Sottolinea il coordinatore dell’Ufficio studi Paolo Zabeo: “Il sorpasso è avvenuto in questi ultimi mesi. Dopo l’esplosione del Covid, infatti, è seguito un calo dei lavoratori attivi. Con più pensioni che impiegati, operai e autonomi, in futuro non sarà facile garantire la sostenibilità della spesa previdenziale che attualmente supera i 293  miliardi di euro all’anno, pari al 16,6 per cento del Pil. Con culle vuote e un’età media della popolazione sempre più elevata, nei prossimi decenni avremo una società meno innovativa, meno dinamica e con un livello e una qualità dei consumi interni in costante diminuzione”

MEZZOGIORNO IN AFFANNO – Sulla base di dati che si fermano all’inizio dello scorso anno, la Cgia evidenzia che il problema è più forte nelle regioni del Sud Italia, che “presentano un numero di pensioni superiore a quello degli occupati. Tra le province meridionali solo tre registrano un saldo positivo, ovvero più lavoratori attivi che pensioni erogate. Esse sono: Teramo, Ragusa e Cagliari”.

Decisamente meglio al Nord, dove l’unica regione in “difficoltà” è la Liguria, che ha tutte le 4 province con il saldo negativo e il Friuli Venezia Giulia che ha un saldo pari a zero. Al Centro, invece, male anche l’Umbria e le Marche.
Ovviamente, le situazioni più problematiche si registrano nelle aree dove l’età media è più avanzata. A livello regionale quella più elevata si trova in Liguria (48,46 anni medi). Subito dopo spuntano Friuli Venezia Giulia (47), il Piemonte (46,54), la Toscana (46,52) e l’Umbria (46,49). A livello provinciale, invece, la realtà più “vecchia” d’Italia è Savona (48,85 anni medi), seguono Biella (48,70), Ferrara (48,55), Genova (48,53) e Trieste (48,39). Le più giovani, invece, sono Bolzano (42,30), Crotone (42,18), Caserta (41,35) e Napoli (41,31).

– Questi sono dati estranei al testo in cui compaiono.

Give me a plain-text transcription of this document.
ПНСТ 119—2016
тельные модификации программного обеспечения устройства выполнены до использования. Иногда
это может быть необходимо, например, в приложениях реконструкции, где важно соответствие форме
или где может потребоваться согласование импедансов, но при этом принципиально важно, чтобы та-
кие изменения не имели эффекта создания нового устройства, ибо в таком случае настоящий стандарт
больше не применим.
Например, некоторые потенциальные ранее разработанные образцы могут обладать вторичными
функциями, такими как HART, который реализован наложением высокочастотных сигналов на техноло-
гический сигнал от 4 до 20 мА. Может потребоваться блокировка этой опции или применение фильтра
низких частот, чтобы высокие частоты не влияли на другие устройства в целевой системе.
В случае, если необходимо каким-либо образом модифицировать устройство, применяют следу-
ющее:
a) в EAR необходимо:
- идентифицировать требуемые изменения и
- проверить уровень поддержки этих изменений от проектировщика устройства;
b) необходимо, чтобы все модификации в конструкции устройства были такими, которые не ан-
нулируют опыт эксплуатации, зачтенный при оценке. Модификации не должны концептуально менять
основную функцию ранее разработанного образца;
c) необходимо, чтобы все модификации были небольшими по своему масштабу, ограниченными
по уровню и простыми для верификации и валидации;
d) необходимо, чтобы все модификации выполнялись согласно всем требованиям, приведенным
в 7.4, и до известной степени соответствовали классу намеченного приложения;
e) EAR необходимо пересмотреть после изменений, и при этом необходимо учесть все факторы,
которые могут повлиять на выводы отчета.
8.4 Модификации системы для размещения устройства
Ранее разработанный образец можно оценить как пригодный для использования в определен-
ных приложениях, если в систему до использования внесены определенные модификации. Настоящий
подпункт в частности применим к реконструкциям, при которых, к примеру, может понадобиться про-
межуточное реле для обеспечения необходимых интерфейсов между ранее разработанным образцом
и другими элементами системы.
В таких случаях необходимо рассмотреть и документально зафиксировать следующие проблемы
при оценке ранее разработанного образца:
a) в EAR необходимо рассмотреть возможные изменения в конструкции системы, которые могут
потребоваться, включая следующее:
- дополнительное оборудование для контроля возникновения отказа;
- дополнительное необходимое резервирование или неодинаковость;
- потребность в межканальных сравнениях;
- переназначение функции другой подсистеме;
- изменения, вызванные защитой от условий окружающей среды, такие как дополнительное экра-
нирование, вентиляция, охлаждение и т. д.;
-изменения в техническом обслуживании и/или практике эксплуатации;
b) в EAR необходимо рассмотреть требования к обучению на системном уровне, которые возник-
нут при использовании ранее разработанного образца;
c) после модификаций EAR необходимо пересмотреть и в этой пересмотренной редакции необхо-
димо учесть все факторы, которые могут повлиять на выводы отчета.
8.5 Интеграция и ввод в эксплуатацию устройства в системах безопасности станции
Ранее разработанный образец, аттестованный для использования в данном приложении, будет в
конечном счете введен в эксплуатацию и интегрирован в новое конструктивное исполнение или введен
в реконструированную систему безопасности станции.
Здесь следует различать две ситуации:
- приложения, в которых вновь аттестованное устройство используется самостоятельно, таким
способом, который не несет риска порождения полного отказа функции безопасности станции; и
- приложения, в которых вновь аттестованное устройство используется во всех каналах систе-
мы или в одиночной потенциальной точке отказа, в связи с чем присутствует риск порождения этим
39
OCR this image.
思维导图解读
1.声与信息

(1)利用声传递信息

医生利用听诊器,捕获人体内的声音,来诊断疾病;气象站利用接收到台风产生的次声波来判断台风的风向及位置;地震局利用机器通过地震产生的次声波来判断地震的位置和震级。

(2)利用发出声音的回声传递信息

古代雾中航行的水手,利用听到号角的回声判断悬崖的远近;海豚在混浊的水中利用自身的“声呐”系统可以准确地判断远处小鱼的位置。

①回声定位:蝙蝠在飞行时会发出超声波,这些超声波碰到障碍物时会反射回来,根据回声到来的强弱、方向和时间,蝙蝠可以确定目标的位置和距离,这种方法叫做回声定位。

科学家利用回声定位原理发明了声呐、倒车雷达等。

INVECCHIAMENTO, UN RISCHIO GLOBALE – Una questione quella dell’invecchiamento della popolazione – prosegue la CGIA – che rappresenta  un problema non solo italiano. Riguarda, purtroppo, la stragrande maggioranza dei paesi più avanzati economicamente. Giappone e Germania, ad esempio, presentano degli indicatori demografici molto simili ai nostri. Un problema messo all’ordine del giorno addirittura nel G20 tenutosi ad Osaka l’anno scorso che l’ha definito, per la prima volta nella storia, un rischio globale.